Puffy eyes, and healthy looking skin around the face requires proper delivery of nutrients through blood. When blood isn’t flowing well to the face, it can cause puffy or dark colors under the eyes that make you look extra tired.

Mood and weight:

You don’t look happy, obviously. When you’re exhausted from lack of sleep, you’re not, in fact, happy and your skin and your expression will show it. Sleep also regulates various hormones. Though the causal mechanisms are still unclear sleep deprivation is strongly correlated to weight gain. This may be due to poorly regulated hormones like leptin that control hunger levels.

Called the Sleep Hygiene, there are some universally agreed upon principles for getting a consistent sleep every night.

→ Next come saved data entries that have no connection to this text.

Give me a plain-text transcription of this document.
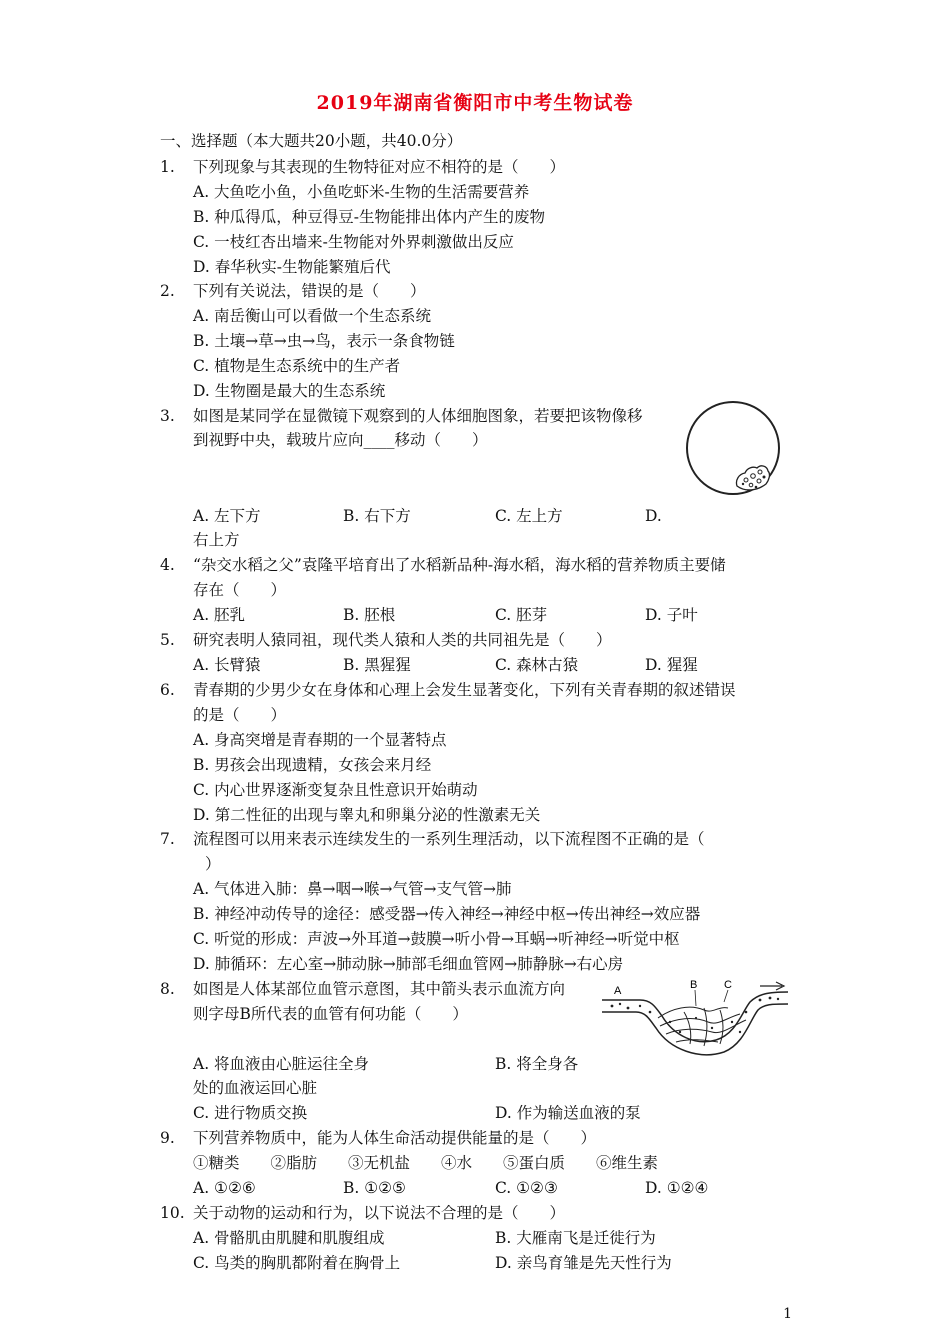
2019年湖南省衡阳市中考生物试卷
一、选择题（本大题共20小题，共40.0分）
1. 下列现象与其表现的生物特征对应不相符的是（　　）
A. 大鱼吃小鱼，小鱼吃虾米-生物的生活需要营养
B. 种瓜得瓜，种豆得豆-生物能排出体内产生的废物
C. 一枝红杏出墙来-生物能对外界刺激做出反应
D. 春华秋实-生物能繁殖后代
2. 下列有关说法，错误的是（　　）
A. 南岳衡山可以看做一个生态系统
B. 土壤→草→虫→鸟，表示一条食物链
C. 植物是生态系统中的生产者
D. 生物圈是最大的生态系统
3. 如图是某同学在显微镜下观察到的人体细胞图象，若要把该物像移
到视野中央，载玻片应向____移动（　　）
A. 左下方	B. 右下方	C. 左上方	D.
右上方
4. “杂交水稻之父”袁隆平培育出了水稻新品种-海水稻，海水稻的营养物质主要储
存在（　　）
A. 胚乳	B. 胚根	C. 胚芽	D. 子叶
5. 研究表明人猿同祖，现代类人猿和人类的共同祖先是（　　）
A. 长臂猿	B. 黑猩猩	C. 森林古猿	D. 猩猩
6. 青春期的少男少女在身体和心理上会发生显著变化，下列有关青春期的叙述错误
的是（　　）
A. 身高突增是青春期的一个显著特点
B. 男孩会出现遗精，女孩会来月经
C. 内心世界逐渐变复杂且性意识开始萌动
D. 第二性征的出现与睾丸和卵巢分泌的性激素无关
7. 流程图可以用来表示连续发生的一系列生理活动，以下流程图不正确的是（
）
A. 气体进入肺：鼻→咽→喉→气管→支气管→肺
B. 神经冲动传导的途径：感受器→传入神经→神经中枢→传出神经→效应器
C. 听觉的形成：声波→外耳道→鼓膜→听小骨→耳蜗→听神经→听觉中枢
D. 肺循环：左心室→肺动脉→肺部毛细血管网→肺静脉→右心房
8. 如图是人体某部位血管示意图，其中箭头表示血流方向
则字母B所代表的血管有何功能（　　）
A	B C
A. 将血液由心脏运往全身	B. 将全身各
处的血液运回心脏
C. 进行物质交换	D. 作为输送血液的泵
9. 下列营养物质中，能为人体生命活动提供能量的是（　　）
①糖类　　②脂肪　　③无机盐　　④水　　⑤蛋白质　　⑥维生素
A. ①②⑥	B. ①②⑤	C. ①②③	D. ①②④
10. 关于动物的运动和行为，以下说法不合理的是（　　）
A. 骨骼肌由肌腱和肌腹组成	B. 大雁南飞是迁徙行为
C. 鸟类的胸肌都附着在胸骨上	D. 亲鸟育雏是先天性行为
1
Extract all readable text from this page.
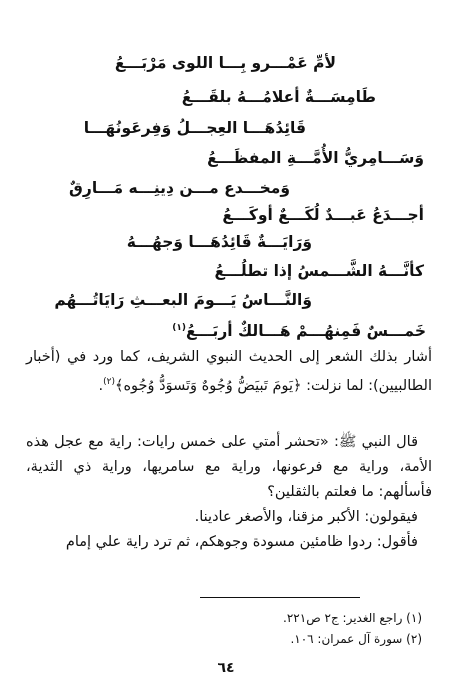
لأمِّ عَمْـــرو بِـــا اللوى مَرْبَـــعُ
طَامِسَـــةٌ أعلامُـــهُ بلقَـــعُ
قَائِدُهَـــا العِجـــلُ وَفِرعَونُهَـــا
وَسَـــامِريُّ الأُمَّـــةِ المفظَـــعُ
وَمخـــدع مـــن دِينِـــه مَـــارِقٌ
أجـــدَعُ عَبـــدٌ لُكَـــعٌ أوكَـــعُ
وَرَايَـــةٌ قَائِدُهَـــا وَجهُـــهُ
كأنَّـــهُ الشَّـــمسُ إذا تطلُـــعُ
وَالنَّـــاسُ يَـــومَ البعـــثِ رَايَاتُـــهُم
خَمـــسٌ فَمِنهُـــمْ هَـــالكٌ أربَـــعُ$^{(١)}$

أشار بذلك الشعر إلى الحديث النبوي الشريف، كما ورد في (أخبار الطالبيين): لما نزلت: ﴿يَومَ تَبيَضُّ وُجُوهٌ وَتَسوَدُّ وُجُوه﴾$^{(٢)}$.

قال النبي ﷺ: «تحشر أمتي على خمس رايات: راية مع عجل هذه الأمة، وراية مع فرعونها، وراية مع سامريها، وراية ذي الثدية، فأسألهم: ما فعلتم بالثقلين؟

فيقولون: الأكبر مزقنا، والأصغر عادينا.

فأقول: ردوا ظامئين مسودة وجوهكم، ثم ترد راية علي إمام

(١) راجع الغدير: ج٢ ص٢٢١.
(٢) سورة آل عمران: ١٠٦.
٦٤
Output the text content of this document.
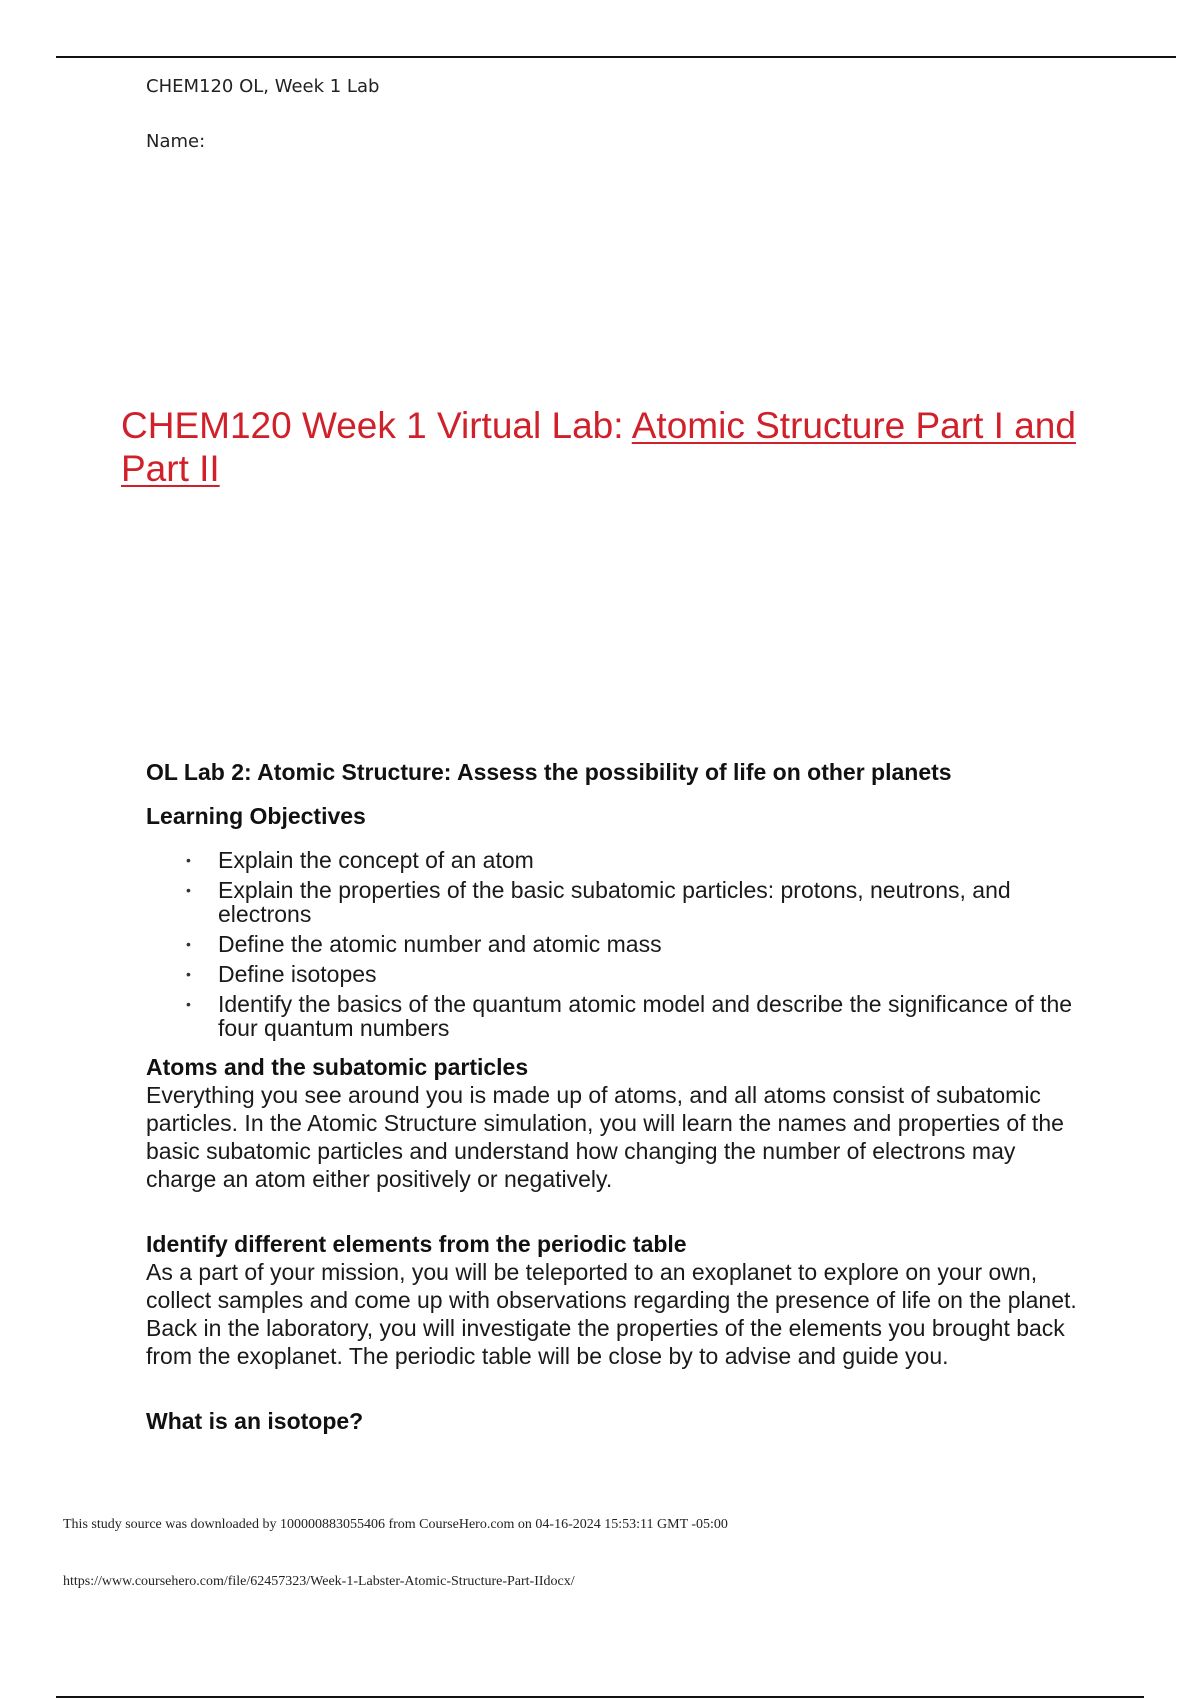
CHEM120 OL, Week 1 Lab
Name:
CHEM120 Week 1 Virtual Lab: Atomic Structure Part I and Part II

OL Lab 2: Atomic Structure: Assess the possibility of life on other planets

Learning Objectives

• Explain the concept of an atom
• Explain the properties of the basic subatomic particles: protons, neutrons, and electrons
• Define the atomic number and atomic mass
• Define isotopes
• Identify the basics of the quantum atomic model and describe the significance of the four quantum numbers

Atoms and the subatomic particles

Everything you see around you is made up of atoms, and all atoms consist of subatomic particles. In the Atomic Structure simulation, you will learn the names and properties of the basic subatomic particles and understand how changing the number of electrons may charge an atom either positively or negatively.

Identify different elements from the periodic table

As a part of your mission, you will be teleported to an exoplanet to explore on your own, collect samples and come up with observations regarding the presence of life on the planet. Back in the laboratory, you will investigate the properties of the elements you brought back from the exoplanet. The periodic table will be close by to advise and guide you.

What is an isotope?

This study source was downloaded by 100000883055406 from CourseHero.com on 04-16-2024 15:53:11 GMT -05:00
https://www.coursehero.com/file/62457323/Week-1-Labster-Atomic-Structure-Part-IIdocx/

  • Keep a regular schedule; your body doesn’t know that it’s Saturday
  • Get enough sleep--7 to 9 hours depending on the individual
  • Avoid caffeine
  • Avoid eating within 3 hours of sleep
  • Avoid alcohol before sleep
  • Remove cell phones, TVs, and computers from your bedroom
  • Exercise, but try to avoid excessive activity up to 3 hours before sleep

Sleep hygiene is all about honing good habits. There’s very little that isn’t common sense in the list above, but it’s structuring your life to make it easier for you to follow through that changes the quality and quantity of your sleep over time. Finally, it’s important to remember that, if, despite your best efforts, you are unable to sleep sufficiently, or have poor quality sleep (you are tired in the morning no matter how many hours you sleep), it might be time to see a doctor who specializes in sleep.